キューブリック未完の『ナポレオン』伝記映画、スピルバーグがHBOで全7話のTVシリーズとして製作中

20世紀の巨匠スタンリー・キューブリック監督が長年に渡って企画していた、ナポレオン伝記映画プロジェクト『Napoleon(仮題)』がついに本格的に動きだしたようだ。間もなく最新作『フェイブルマンズ』が日本公開を迎えるスティーブン・スピルバーグ監督が本プロジェクトをHBOのドラマシリーズとして製作を進めていると、ベルリン国際映画祭のインタビューにて明かしている。
『Napoleon』は、キューブリックが『2001年宇宙の旅』の次回作として準備していた未完の映画。『2001年宇宙の旅』のポスト・プロダクション(撮影後作業)の時点ですでに構想は存在しており、ナポレオンの栄枯盛衰を綴る伝記映画として進めていた。主演をジャック・ニコルソンに据え、撮影も目前に控えていたが、製作スタジオの米MGMが打ち切りを発表し、幻に終わっていたのだ(同時期に同題材を基にした映画『ワーテルロー』が興行的失敗に終わったことが一因とされる)。
過去には『007/ノー・タイム・トゥ・ダイ』(2021)のキャリー・フクナガ監督が企画の進行を試みていたこともあったが、明確な進捗は見られなかった。この幻の企画は、鬼才テリー・ギリアム監督も挑戦したものの頓挫した経緯がある。そしてこの度、名監督スピルバーグが企画の進捗を明言した。
「クリスティアーヌ・キューブリック(キューブリック監督の妻)とジャン・ハーラン(キューブリック作品を多数手がけたプロデューサー)の協力を得て、スタンリーのオリジナル脚本『Napoleon』をベースにHBO向けの大規模な製作に取り掛かっています。全7話のリミテッドシリーズで『Napoleon』を製作します。」
これには報道陣からも拍手やどよめきが起こっている。
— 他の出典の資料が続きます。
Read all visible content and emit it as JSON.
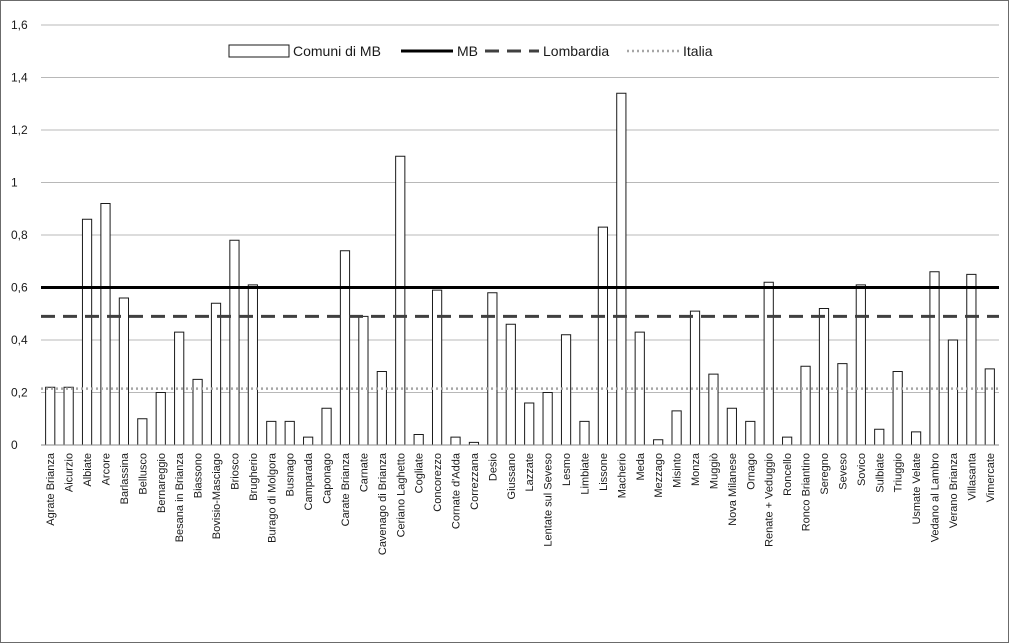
{
  "chart_data": {
    "type": "bar",
    "categories": [
      "Agrate Brianza",
      "Aicurzio",
      "Albiate",
      "Arcore",
      "Barlassina",
      "Bellusco",
      "Bernareggio",
      "Besana in Brianza",
      "Biassono",
      "Bovisio-Masciago",
      "Briosco",
      "Brugherio",
      "Burago di Molgora",
      "Busnago",
      "Camparada",
      "Caponago",
      "Carate Brianza",
      "Carnate",
      "Cavenago di Brianza",
      "Ceriano Laghetto",
      "Cogliate",
      "Concorezzo",
      "Cornate d'Adda",
      "Correzzana",
      "Desio",
      "Giussano",
      "Lazzate",
      "Lentate sul Seveso",
      "Lesmo",
      "Limbiate",
      "Lissone",
      "Macherio",
      "Meda",
      "Mezzago",
      "Misinto",
      "Monza",
      "Muggiò",
      "Nova Milanese",
      "Ornago",
      "Renate + Veduggio",
      "Roncello",
      "Ronco Briantino",
      "Seregno",
      "Seveso",
      "Sovico",
      "Sulbiate",
      "Triuggio",
      "Usmate Velate",
      "Vedano al Lambro",
      "Verano Brianza",
      "Villasanta",
      "Vimercate"
    ],
    "series": [
      {
        "name": "Comuni di MB",
        "values": [
          0.22,
          0.22,
          0.86,
          0.92,
          0.56,
          0.1,
          0.2,
          0.43,
          0.25,
          0.54,
          0.78,
          0.61,
          0.09,
          0.09,
          0.03,
          0.14,
          0.74,
          0.49,
          0.28,
          1.1,
          0.04,
          0.59,
          0.03,
          0.01,
          0.58,
          0.46,
          0.16,
          0.2,
          0.42,
          0.09,
          0.83,
          1.34,
          0.43,
          0.02,
          0.13,
          0.51,
          0.27,
          0.14,
          0.09,
          0.62,
          0.03,
          0.3,
          0.52,
          0.31,
          0.61,
          0.06,
          0.28,
          0.05,
          0.66,
          0.4,
          0.65,
          0.29
        ]
      }
    ],
    "reference_lines": [
      {
        "name": "MB",
        "value": 0.6,
        "style": "solid",
        "color": "#000000"
      },
      {
        "name": "Lombardia",
        "value": 0.49,
        "style": "dashed",
        "color": "#404040"
      },
      {
        "name": "Italia",
        "value": 0.215,
        "style": "dotted",
        "color": "#a6a6a6"
      }
    ],
    "ylim": [
      0,
      1.6
    ],
    "yticks": [
      0,
      0.2,
      0.4,
      0.6,
      0.8,
      1,
      1.2,
      1.4,
      1.6
    ],
    "ytick_labels": [
      "0",
      "0,2",
      "0,4",
      "0,6",
      "0,8",
      "1",
      "1,2",
      "1,4",
      "1,6"
    ],
    "grid": true,
    "legend_position": "top-center",
    "title": "",
    "xlabel": "",
    "ylabel": ""
  }
}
スピルバーグは2013年にも仏メディアに『Napoleon』の脚本を開発していることを明かしていたが、キューブリック脚本の翻案として実現する運びになった。
キューブリックとスピルバーグの縁と言えば『A.I.』だ。これは、原案キューブリックの逝去後にスピルバーグが監督し、2001年に公開に漕ぎ着けた作品である。
『Napoleon』でスピルバーグがどの立ち回りを担うのかは定かでない。直近ではTVシリーズに関心があるとコメントしていたこともある。なお米Deadlineによると、企画はまだ開発段階であるものの、シリーズ受注に近づいているところだという。
ナポレオンを題材にした作品と言うと、リドリー・スコット監督、ホアキン・フェニックス主演の新作映画『Napoleon(原題)』が 2023年春、Apple TV+にて配信予定だ。もしもキューブリックがナポレオンを映画化していたら、ナポレオン・ボナパルトの「誕生から死まで」を描いていただろうと思うと回答していたスコット。スピルバーグがキューブリックから引き継いだ本作『Napoleon』との違いを見比べるのも一興だろう。